Does that explain why Solskjaer has been flogging the four?
Pretty much. The Norwegian’s trust does not extend too far beyond a dozen outfield players.
When Sevilla went 2-1 ahead, Solskjaer waited another nine minutes before bringing on Juan Mata and Daniel James, not because he failed to see the likes of Rashford and Greenwood were flagging, but because he still felt those players, even fatigued, represented a better bet for a goal.
“It is not just about 11, 12 or 13 players,” Solskjaer said. “You have to have 19, 20, 21 or 22 that you can rely upon because if you play every three days for a year it is going to be mentally and physically difficult.”
That sounded very much like a message to United’s board ahead of a truncated, congested season?
It sure did.
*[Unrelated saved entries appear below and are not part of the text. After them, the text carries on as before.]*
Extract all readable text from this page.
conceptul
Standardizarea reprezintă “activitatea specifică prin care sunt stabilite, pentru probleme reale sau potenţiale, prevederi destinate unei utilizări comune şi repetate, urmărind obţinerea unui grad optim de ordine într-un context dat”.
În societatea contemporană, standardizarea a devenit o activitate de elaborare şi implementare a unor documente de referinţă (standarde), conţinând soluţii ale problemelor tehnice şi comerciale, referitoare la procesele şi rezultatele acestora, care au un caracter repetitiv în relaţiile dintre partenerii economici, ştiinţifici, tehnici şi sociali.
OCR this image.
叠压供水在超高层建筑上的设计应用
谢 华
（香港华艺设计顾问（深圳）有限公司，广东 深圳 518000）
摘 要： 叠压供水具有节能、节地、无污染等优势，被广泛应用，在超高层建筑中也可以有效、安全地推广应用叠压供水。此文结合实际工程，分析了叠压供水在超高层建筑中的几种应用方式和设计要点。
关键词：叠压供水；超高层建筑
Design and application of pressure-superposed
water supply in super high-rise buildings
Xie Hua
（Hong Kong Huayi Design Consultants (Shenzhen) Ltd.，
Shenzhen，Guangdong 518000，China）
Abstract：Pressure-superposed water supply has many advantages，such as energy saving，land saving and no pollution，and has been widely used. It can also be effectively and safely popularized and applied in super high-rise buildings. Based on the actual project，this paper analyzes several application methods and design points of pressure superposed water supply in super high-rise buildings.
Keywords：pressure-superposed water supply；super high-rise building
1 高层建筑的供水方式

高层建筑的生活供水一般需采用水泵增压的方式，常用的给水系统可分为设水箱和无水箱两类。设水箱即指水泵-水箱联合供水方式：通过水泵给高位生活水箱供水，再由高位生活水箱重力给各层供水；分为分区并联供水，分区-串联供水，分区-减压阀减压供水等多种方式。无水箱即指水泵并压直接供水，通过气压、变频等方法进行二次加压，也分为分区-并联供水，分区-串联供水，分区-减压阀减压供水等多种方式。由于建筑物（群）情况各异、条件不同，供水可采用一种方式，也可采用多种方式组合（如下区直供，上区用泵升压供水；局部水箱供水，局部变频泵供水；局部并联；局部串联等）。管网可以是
With such a quick turnaround, money tight after revenues were badly hit by the Covid-19 crisis and the manager’s needs obvious, Solskjaer is desperate for the club’s hierarchy to move swiftly in the transfer market.
Removing Alexis Sanchez from the wage bill was a start but if Solskjaer is to land three signings, United will have to shift the deadwood and free up space on the wage bill.
The pursuit of Sancho is proving complicated and United need to sell centre-halves before they can buy another. Beefing up the midfield may have to wait and then there is the conundrum in the goalkeeping department. It is a critical transfer window.